Democrat-favored news network CNN took the number-two slot (with a 66 percent net favorability divide) while right-leaning Fox News and left-leaning NBC tied for the third-place (both with a 54 percent favorability gap).

In terms of overall aversion, Trump Hotels, Wells Fargo, DirectTV and Phillip Morris are among the brands with the highest unfavorable rating among Democrats, while the National Football League, CNN, MSNBC and MTV are some of the brands most disliked among Republicans. The NFL’s unusually high ranking, cited as the single most disliked Republican brand, was undoubtedly influenced as a result of the league’s First Amendment player protests against police brutality, which eventually boiled into a spat with President Trump.

It should also come as no surprise that U.S. media companies accounted for the brands that divided Democrats and Republicans the most often. The New York Times took fifth place in the list, beating out MSNBC, which was number-six.

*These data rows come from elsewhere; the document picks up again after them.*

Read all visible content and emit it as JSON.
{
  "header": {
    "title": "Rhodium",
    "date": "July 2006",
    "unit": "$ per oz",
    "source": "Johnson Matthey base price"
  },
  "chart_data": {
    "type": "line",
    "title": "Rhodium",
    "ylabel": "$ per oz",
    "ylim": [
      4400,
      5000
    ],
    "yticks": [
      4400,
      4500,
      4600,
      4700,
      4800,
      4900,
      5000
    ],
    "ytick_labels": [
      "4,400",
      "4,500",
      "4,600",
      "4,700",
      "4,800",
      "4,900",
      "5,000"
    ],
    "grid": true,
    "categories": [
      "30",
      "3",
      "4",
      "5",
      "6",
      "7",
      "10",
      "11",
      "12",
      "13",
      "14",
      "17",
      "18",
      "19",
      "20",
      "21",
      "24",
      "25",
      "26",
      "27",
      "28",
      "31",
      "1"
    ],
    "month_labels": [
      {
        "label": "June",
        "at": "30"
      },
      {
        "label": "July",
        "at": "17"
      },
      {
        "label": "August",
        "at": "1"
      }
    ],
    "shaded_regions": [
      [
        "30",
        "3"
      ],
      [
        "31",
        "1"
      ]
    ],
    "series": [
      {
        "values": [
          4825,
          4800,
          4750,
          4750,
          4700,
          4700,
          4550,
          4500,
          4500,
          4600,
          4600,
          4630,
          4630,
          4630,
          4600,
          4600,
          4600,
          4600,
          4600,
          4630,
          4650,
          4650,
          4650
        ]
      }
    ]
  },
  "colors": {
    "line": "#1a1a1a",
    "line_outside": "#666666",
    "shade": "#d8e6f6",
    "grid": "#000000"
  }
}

Washington Post was ranked tenth. Overall, media brands comprised 19 of the top 30 most polarizing brands in America, and accounted for all but one brand in the top ten (Trump Hotels).

The rankings brought to light other political battlegrounds among brands as well. Walmart is more popular among Republican shoppers, while Democrats see Target in a more favorable light. The NBA is a Democrat favorite, while Republicans prefer NASCAR. National pizza chains such as Papa John’s, Little Caesars and Pizza Hut are enjoyed overwhelmingly by Republicans.

Morning Consult’s “Most Polarizing Brands” study was based on survey interviews with more than 360,000 U.S. adults conducted online between early Oct. 2017 and early Jan. The top 30 brands were drawn from a prospective list of about 1,900.